The bodies of more than 1,000 civilians are being stored in morgues in the Kyiv region after Russian troops withdrew from areas around the capital, a senior Ukrainian official told AFP Thursday.
"1,020 bodies (of) civilians, only civilians, in the areas of all the Kyiv region," were discovered, Olga Stefanishyna, Deputy Prime Minister for European and Euro-Atlantic Integration of Ukraine, told AFP in Borodyanka.
"These are only civilians collected from buildings, but also on the streets," she said, specifying that the deaths date to the beginning of Russia's invasion of Ukraine in late February.
Her comments came after police in the Kyiv region said they had discovered the remains of nine civilians in Borodyanka, some 54 kilometres (34 miles) from the capital, buried in communal graves.
Oleksandr Pavliuk, the Kyiv regional governor, said the dead were "either killed or tortured to death during the hostilities."

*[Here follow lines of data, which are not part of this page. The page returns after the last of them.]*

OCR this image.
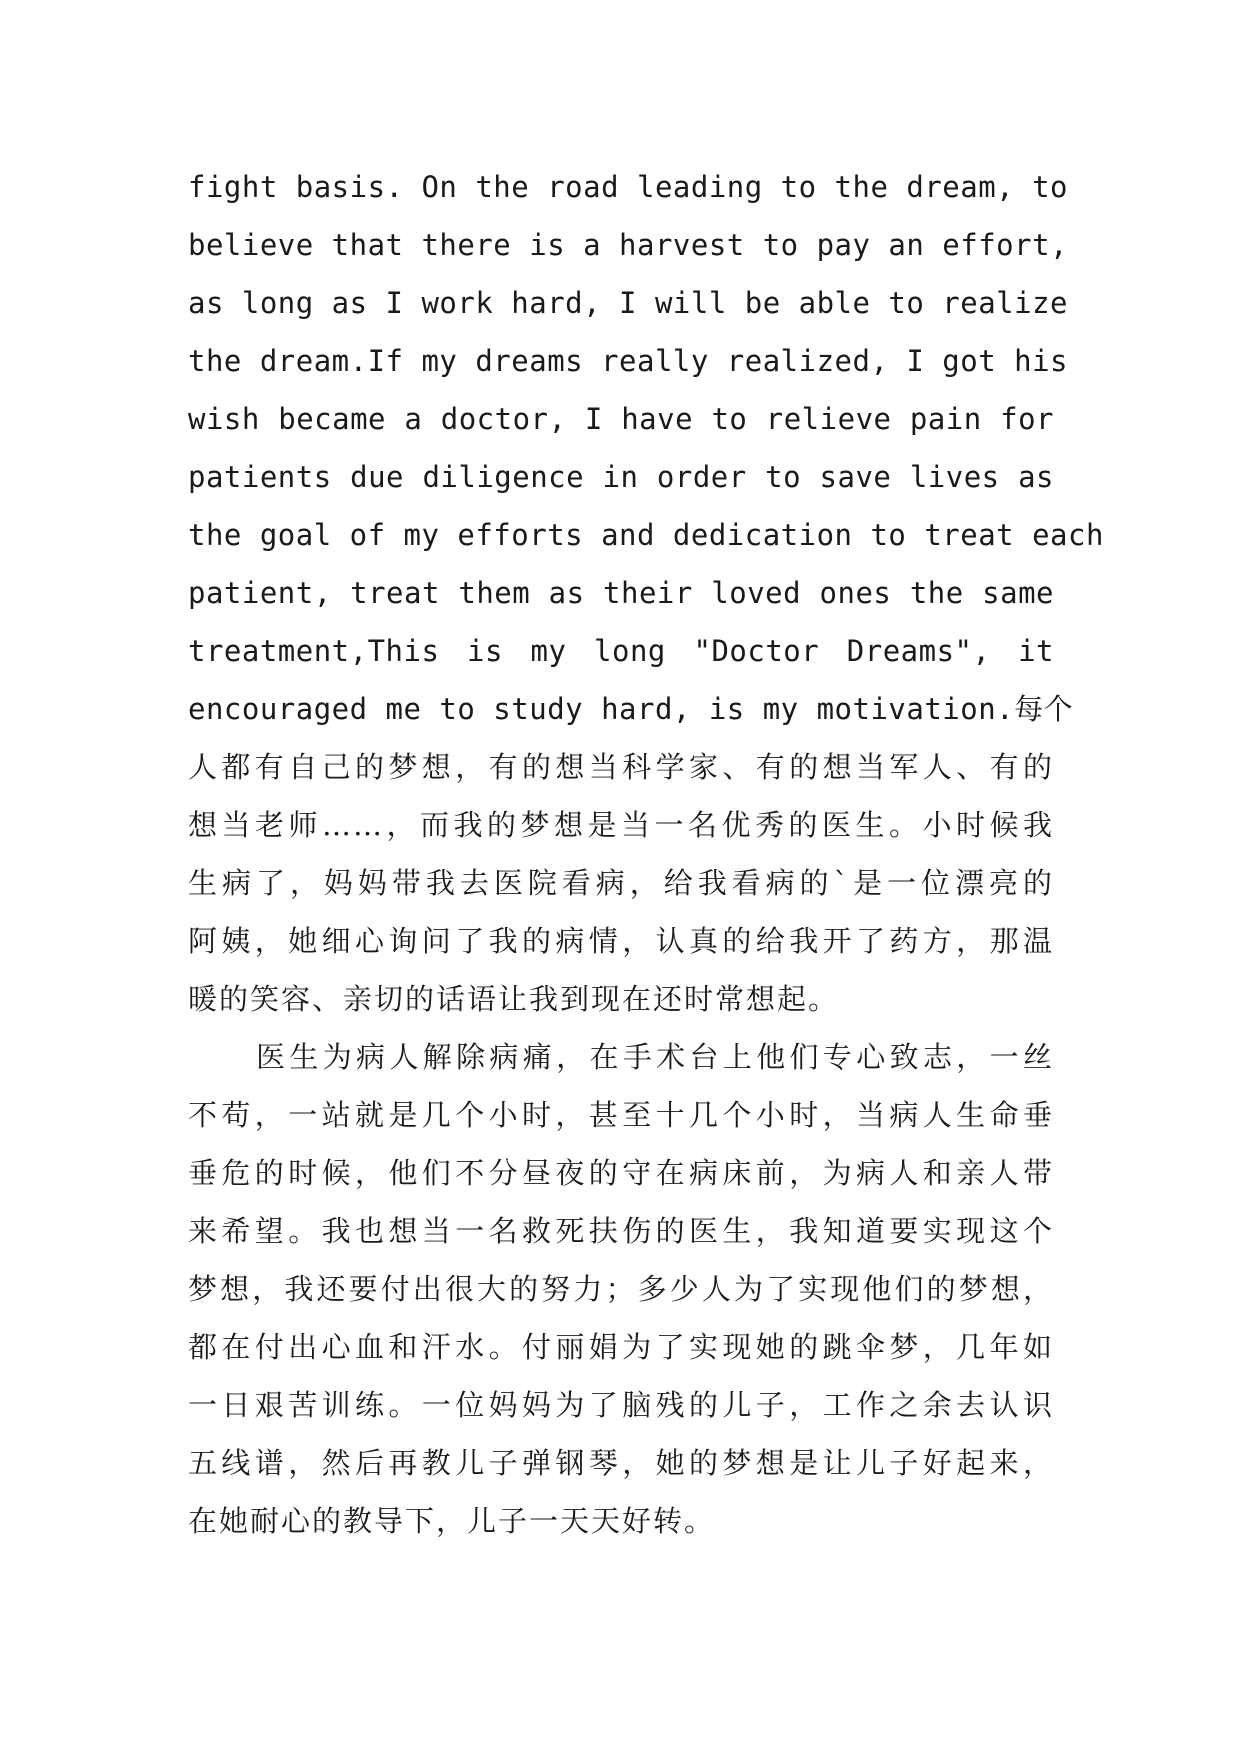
fight basis. On the road leading to the dream, to
believe that there is a harvest to pay an effort,
as long as I work hard, I will be able to realize
the dream.If my dreams really realized, I got his
wish became a doctor, I have to relieve pain for
patients due diligence in order to save lives as
the goal of my efforts and dedication to treat each
patient, treat them as their loved ones the same
treatment,This is my long "Doctor Dreams", it
encouraged me to study hard, is my motivation.每个
人都有自己的梦想，有的想当科学家、有的想当军人、有的
想当老师……，而我的梦想是当一名优秀的医生。小时候我
生病了，妈妈带我去医院看病，给我看病的`是一位漂亮的
阿姨，她细心询问了我的病情，认真的给我开了药方，那温
暖的笑容、亲切的话语让我到现在还时常想起。
医生为病人解除病痛，在手术台上他们专心致志，一丝
不苟，一站就是几个小时，甚至十几个小时，当病人生命垂
垂危的时候，他们不分昼夜的守在病床前，为病人和亲人带
来希望。我也想当一名救死扶伤的医生，我知道要实现这个
梦想，我还要付出很大的努力；多少人为了实现他们的梦想，
都在付出心血和汗水。付丽娟为了实现她的跳伞梦，几年如
一日艰苦训练。一位妈妈为了脑残的儿子，工作之余去认识
五线谱，然后再教儿子弹钢琴，她的梦想是让儿子好起来，
在她耐心的教导下，儿子一天天好转。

"Forensic experts are now examining the bodies, but what we saw was hands tied behind the back, their legs tied and shot through the limbs, and in the back of the head," he added.
The pullback of Russian forces from towns and villages around Kyiv left a trail of civilian deaths, beginning with discoveries in Bucha, that have led Ukrainian officials to accuse Russia of genocide.
At the beginning of April, prosecutor general Iryna Venediktova told journalists that Ukraine had recovered 410 civilian bodies from areas it retook from the Russian army in the wider Kyiv region.